Burial insurance can be a suitable option for people that are interested in simply covering costs related to their final arrangements (who may not have adequate savings), although the funds can be used by beneficiaries for whatever needs arise.
The costs for burial insurance, or premiums, can be higher than other options because there aren’t many qualifications, and the average is around $45 a month for a $10,000 policy, which depends primarily on age and gender.
Can Burial Insurance Be Cancelled?
People who buy a burial insurance policy are generally seniors on a tight budget and may not be “healthy.” Let’s say, though, that you purchase a policy and your health improves. You expect to live longer now. In that case, can you cancel your policy because you changed your mind?
While we’d hate to see you do this, you generally have the option to surrender or cancel your policy. Some carriers sell burial policies that include a “surrender period” — allowing you to cancel the policy with minimal impact. Canceling burial insurance could come with financial implications, and there may be other options available. Consider the money you paid in premiums that would basically go to waste…
Implications of Canceling Burial Insurance
Canceling burial insurance can come with some minor consequences that you should be aware of before purchasing a policy. Based on how the insurance works and is funded (i.e. with premiums, investing the premiums, etc.), insurance companies are often not able to return 100% of the funds if the policy is canceled. Besides, companies may charge fees for canceling.
Overall, people could pay a certain amount and then get less back if they cancel. Besides canceling burial insurance, there could be other options available to get out of your policy. Sometimes you see people who are able to sell the insurance and turn it into a life settlement, which could offer more benefits than simply canceling.

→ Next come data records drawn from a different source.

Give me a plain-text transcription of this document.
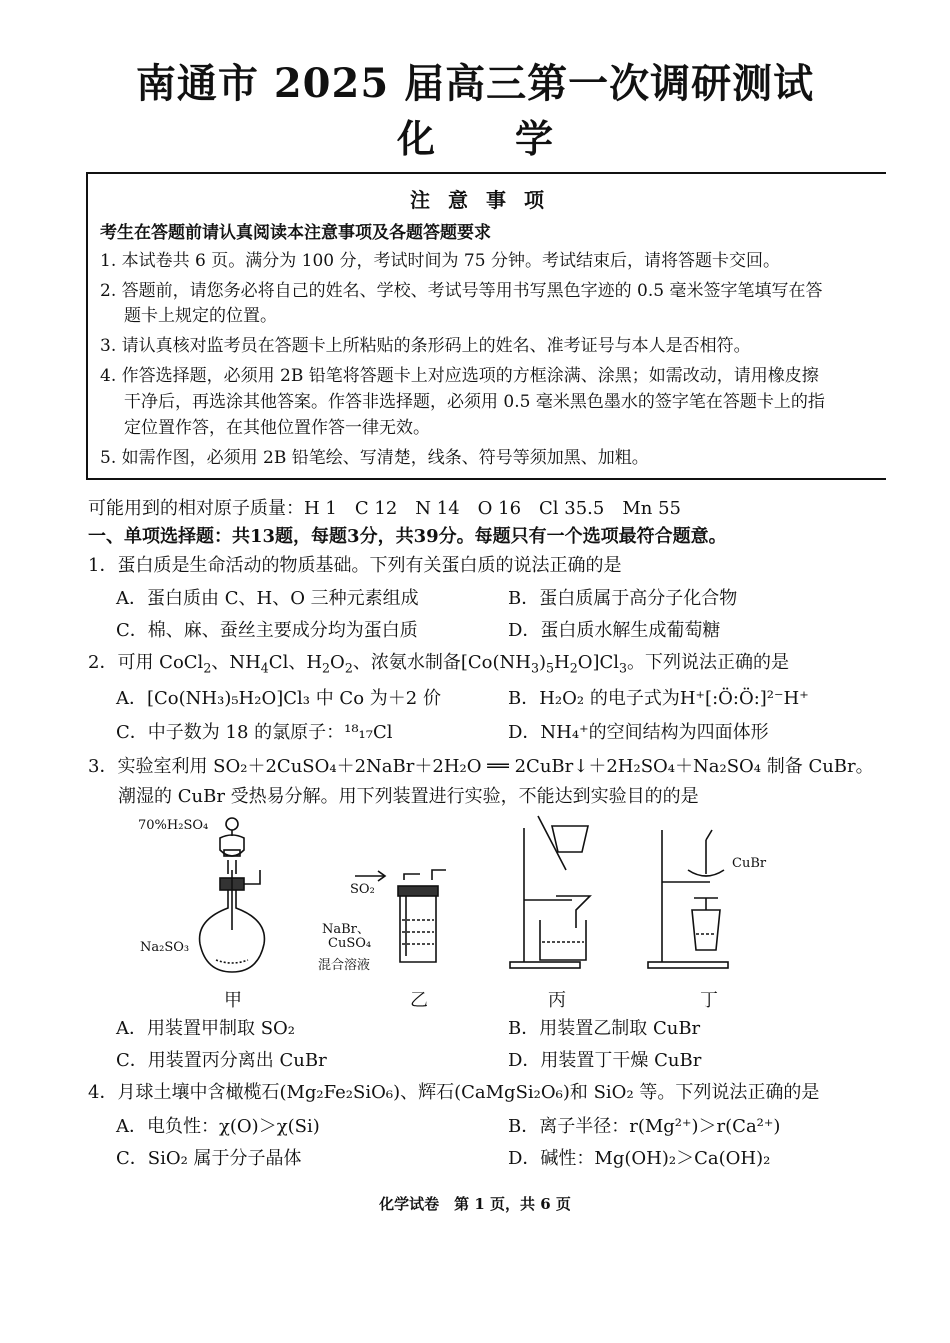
南通市 2025 届高三第一次调研测试
化学
注意事项
考生在答题前请认真阅读本注意事项及各题答题要求
1. 本试卷共 6 页。满分为 100 分，考试时间为 75 分钟。考试结束后，请将答题卡交回。
2. 答题前，请您务必将自己的姓名、学校、考试号等用书写黑色字迹的 0.5 毫米签字笔填写在答
题卡上规定的位置。
3. 请认真核对监考员在答题卡上所粘贴的条形码上的姓名、准考证号与本人是否相符。
4. 作答选择题，必须用 2B 铅笔将答题卡上对应选项的方框涂满、涂黑；如需改动，请用橡皮擦
干净后，再选涂其他答案。作答非选择题，必须用 0.5 毫米黑色墨水的签字笔在答题卡上的指
定位置作答，在其他位置作答一律无效。
5. 如需作图，必须用 2B 铅笔绘、写清楚，线条、符号等须加黑、加粗。
可能用到的相对原子质量：H 1　C 12　N 14　O 16　Cl 35.5　Mn 55
一、单项选择题：共13题，每题3分，共39分。每题只有一个选项最符合题意。
1．蛋白质是生命活动的物质基础。下列有关蛋白质的说法正确的是
A．蛋白质由 C、H、O 三种元素组成	B．蛋白质属于高分子化合物
C．棉、麻、蚕丝主要成分均为蛋白质	D．蛋白质水解生成葡萄糖
2．可用 CoCl$_2$、$NH_4Cl$、$H_2O_2$、浓氨水制备$[Co(NH_3)_5H_2O]Cl_3$。下列说法正确的是
A．[Co(NH₃)₅H₂O]Cl₃ 中 Co 为＋2 价	B．H₂O₂ 的电子式为H⁺[:Ö:Ö:]²⁻H⁺
C．中子数为 18 的氯原子：¹⁸₁₇Cl	D．NH₄⁺的空间结构为四面体形
3．实验室利用 SO₂＋2CuSO₄＋2NaBr＋2H₂O ══ 2CuBr↓＋2H₂SO₄＋Na₂SO₄ 制备 CuBr。
潮湿的 CuBr 受热易分解。用下列装置进行实验，不能达到实验目的的是
70%H₂SO₄
Na₂SO₃
SO₂
NaBr、
CuSO₄
混合溶液
CuBr
甲	乙	丙	丁
A．用装置甲制取 SO₂	B．用装置乙制取 CuBr
C．用装置丙分离出 CuBr	D．用装置丁干燥 CuBr
4．月球土壤中含橄榄石(Mg₂Fe₂SiO₆)、辉石(CaMgSi₂O₆)和 SiO₂ 等。下列说法正确的是
A．电负性：χ(O)＞χ(Si)	B．离子半径：r(Mg²⁺)＞r(Ca²⁺)
C．SiO₂ 属于分子晶体	D．碱性：Mg(OH)₂＞Ca(OH)₂
化学试卷　第 1 页，共 6 页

Burial insurance is a type of whole life insurance that people cannot outlive — so funds should be available once the policy owner dies. It does not include as detailed of an application process as other options so most should be able to obtain a burial insurance policy, assuming they can pay. With that said, it’s not necessarily the cheapest option available for those trying to ensure their loved ones have less of a financial burden when they pass.